Name | Cores/HT | OS | RAM | Disk |
---|---|---|---|---|
X86-64 | 8/16 | ArchLinux | 32GB | SSD |
Aarch64 | 10 | MacOS | 32GB | SSD |
Git Nik | Arch/Lines/Keys | Result (5 best / first) | Lang |
---|---|---|---|
JavaLot | X86-64/1B/10K | 3.572971977s / 6.4570514s | Rust |
JavaLot | Aarch64/1B/10K | 3.397408959s / 16.526118166s | Rust |
k0nserv | Aarch64/1B/10K | 19.898840292s | Rust |
tumdum | X86-64/1B/10K | 5.218078836s | Rust |
tumdum | Aarch64/1B/10K | 3.607328959s | Rust |
PurpleMyst | X86-64/1B/10K | N/A (Crash) | Rust |
PurpleMyst | Aarch64/1B/10K | 68.030236791s | Rust |
artsiomkorzun | X86-64/1B/10K | PT5.395278048S / PT16.14008725S | Java |
artsiomkorzun | Aarch64/1B/10K | PT1.838813792S / PT14.961604542S | Java |
thomaswue | X86-64/1B/10K | PT5.215452171S | Java |
thomaswue | Aarch64/1B/10K | PT2.23881425S | Java |
shipilev | X86-64/1B/10K | PT6.1909899S | Java |
shipilev | Aarch64/1B/10K | PT3.263435792S | Java |
benhoyt | X86-64/1B/10K | 10 - 8.267941176s | Go |
benhoyt | Aarch64/1B/10K | 10 - 5.421377209s | Go |
benhoyt | Aarch64/1B/10K | 9 - 4.236911041s | Go |
AlexanderYastrebov | X86-64/1B/10K | 15.740465298s | Go |
AlexanderYastrebov | Aarch64/1B/10K | 4.574705167s | Go |
All runtime measurements were made from code by adding, for each language, a
few lines to the beginning and end of the main
function.
The number of runs for each solution is at least 5.
In Rust:
let start = Instant::now();
// ...
eprintln!("elapsed: {:?}", start.elapsed());
In Java:
long start = System.nanoTime();
// ...
System.err.println(Duration.ofNanos(System.nanoTime() - start));
In Go:
start := time.Now()
// ...
elapsed := time.Since(start)
fmt.Println(elapsed)
In reality, no one will ever run the same program five times with the same data.

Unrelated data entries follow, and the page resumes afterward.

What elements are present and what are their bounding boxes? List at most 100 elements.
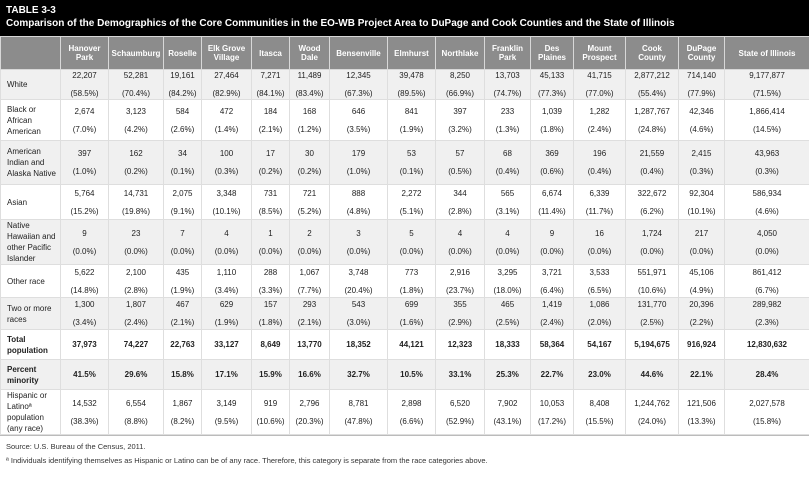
- table-cell: 731 (8.5%): [251, 184, 290, 220]
- cell-value: 233: [500, 106, 515, 116]
- table-cell: 841 (1.9%): [387, 99, 436, 141]
- table-cell: 714,140 (77.9%): [678, 69, 725, 100]
- cell-percent: (0.0%): [640, 246, 664, 256]
- column-header: Schaumburg: [108, 36, 164, 70]
- table-cell: 586,934 (4.6%): [724, 184, 809, 220]
- table-cell: 3 (0.0%): [329, 219, 388, 265]
- cell-value: 543: [351, 300, 366, 309]
- table-cell: 22.7%: [530, 359, 574, 390]
- table-cell: 3,348 (10.1%): [201, 184, 252, 220]
- row-label: Total population: [0, 329, 61, 360]
- row-label: Asian: [0, 184, 61, 220]
- table-cell: 57 (0.5%): [435, 140, 485, 185]
- cell-value: 1,419: [541, 300, 563, 309]
- table-cell: 551,971 (10.6%): [625, 264, 679, 298]
- table-cell: 8,649: [251, 329, 290, 360]
- cell-percent: (11.4%): [538, 206, 566, 216]
- table-cell: 121,506 (13.3%): [678, 389, 725, 435]
- table-cell: 23.0%: [573, 359, 626, 390]
- cell-value: 14,731: [123, 188, 149, 198]
- table-cell: 435 (1.9%): [163, 264, 202, 298]
- table-cell: 3,149 (9.5%): [201, 389, 252, 435]
- column-header: Franklin Park: [484, 36, 531, 70]
- cell-percent: (2.4%): [124, 318, 148, 327]
- row-label: Percent minority: [0, 359, 61, 390]
- table-cell: 10.5%: [387, 359, 436, 390]
- cell-percent: (2.2%): [689, 318, 714, 327]
- table-cell: 3,123 (4.2%): [108, 99, 164, 141]
- cell-percent: (0.3%): [689, 167, 714, 176]
- cell-percent: (24.0%): [637, 416, 666, 426]
- cell-value: 6,554: [125, 398, 147, 408]
- table-cell: 74,227: [108, 329, 164, 360]
- cell-value: 1,067: [299, 267, 320, 277]
- table-cell: 1,282 (2.4%): [573, 99, 626, 141]
- table-cell: 699 (1.6%): [387, 297, 436, 330]
- table-cell: 1,419 (2.4%): [530, 297, 574, 330]
- cell-value: 53: [407, 149, 416, 158]
- cell-value: 288: [263, 267, 278, 277]
- cell-value: 44,121: [399, 340, 424, 349]
- table-cell: 12,345 (67.3%): [329, 69, 388, 100]
- cell-value: 21,559: [639, 149, 665, 158]
- cell-value: 5,622: [74, 267, 95, 277]
- cell-percent: (6.6%): [399, 416, 424, 426]
- table-cell: 565 (3.1%): [484, 184, 531, 220]
- table-cell: 888 (4.8%): [329, 184, 388, 220]
- cell-percent: (0.0%): [448, 246, 472, 256]
- cell-percent: (2.5%): [495, 318, 520, 327]
- cell-value: 15.8%: [171, 370, 194, 379]
- cell-value: 2,898: [401, 398, 422, 408]
- table-cell: 6,520 (52.9%): [435, 389, 485, 435]
- cell-percent: (71.5%): [752, 89, 781, 98]
- cell-percent: (8.8%): [124, 416, 148, 426]
- row-label: Native Hawaiian and other Pacific Island…: [0, 219, 61, 265]
- cell-value: 646: [351, 106, 366, 116]
- row-label: Two or more races: [0, 297, 61, 330]
- cell-percent: (0.2%): [258, 167, 283, 176]
- cell-percent: (10.1%): [212, 206, 241, 216]
- cell-percent: (0.0%): [297, 246, 322, 256]
- cell-value: 1,287,767: [634, 106, 670, 116]
- table-cell: 20,396 (2.2%): [678, 297, 725, 330]
- cell-value: 41.5%: [73, 370, 96, 379]
- table-cell: 15.8%: [163, 359, 202, 390]
- table-cell: 29.6%: [108, 359, 164, 390]
- cell-value: 5,764: [74, 188, 95, 198]
- cell-value: 322,672: [637, 188, 667, 198]
- cell-percent: (1.6%): [399, 318, 424, 327]
- cell-value: 2,100: [125, 267, 147, 277]
- cell-value: 42,346: [689, 106, 714, 116]
- table-cell: 5,194,675: [625, 329, 679, 360]
- cell-percent: (3.1%): [495, 206, 520, 216]
- table-cell: 41,715 (77.0%): [573, 69, 626, 100]
- table-cell: 1,067 (7.7%): [289, 264, 330, 298]
- cell-value: 2,916: [449, 267, 471, 277]
- cell-value: 699: [404, 300, 419, 309]
- column-header: Bensenville: [329, 36, 388, 70]
- table-cell: 13,703 (74.7%): [484, 69, 531, 100]
- demographics-table: Hanover Park Schaumburg Roselle Elk Grove V…: [0, 36, 809, 435]
- cell-percent: (14.8%): [70, 285, 99, 295]
- cell-value: 355: [453, 300, 467, 309]
- cell-percent: (0.1%): [170, 167, 195, 176]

In order to estimate throughput correctly, it is better to run it for different files. For this experiment I generated a couple more a billion lines files with 3000 and 15000 keys.
Size | Keys | Result |
---|---|---|
16G | 3000 | 5.750489644s |
17G | 10000 | 6.390893488s |
17G | 15000 | 7.183049551s |
It can be seen that for each new data file, its processing time is closer to the first run. On the other hand, the best time after five times of execution will be closer to the actual running time of the processing algorithm.
I would like to improve the block processing time, but I don't have a concrete idea yet, I'll wait, maybe it will mature.
Many thanks to Gunnar Morling for sharing this challenge. Thanks to the rustacean community for the wonderful language Rust and libraries.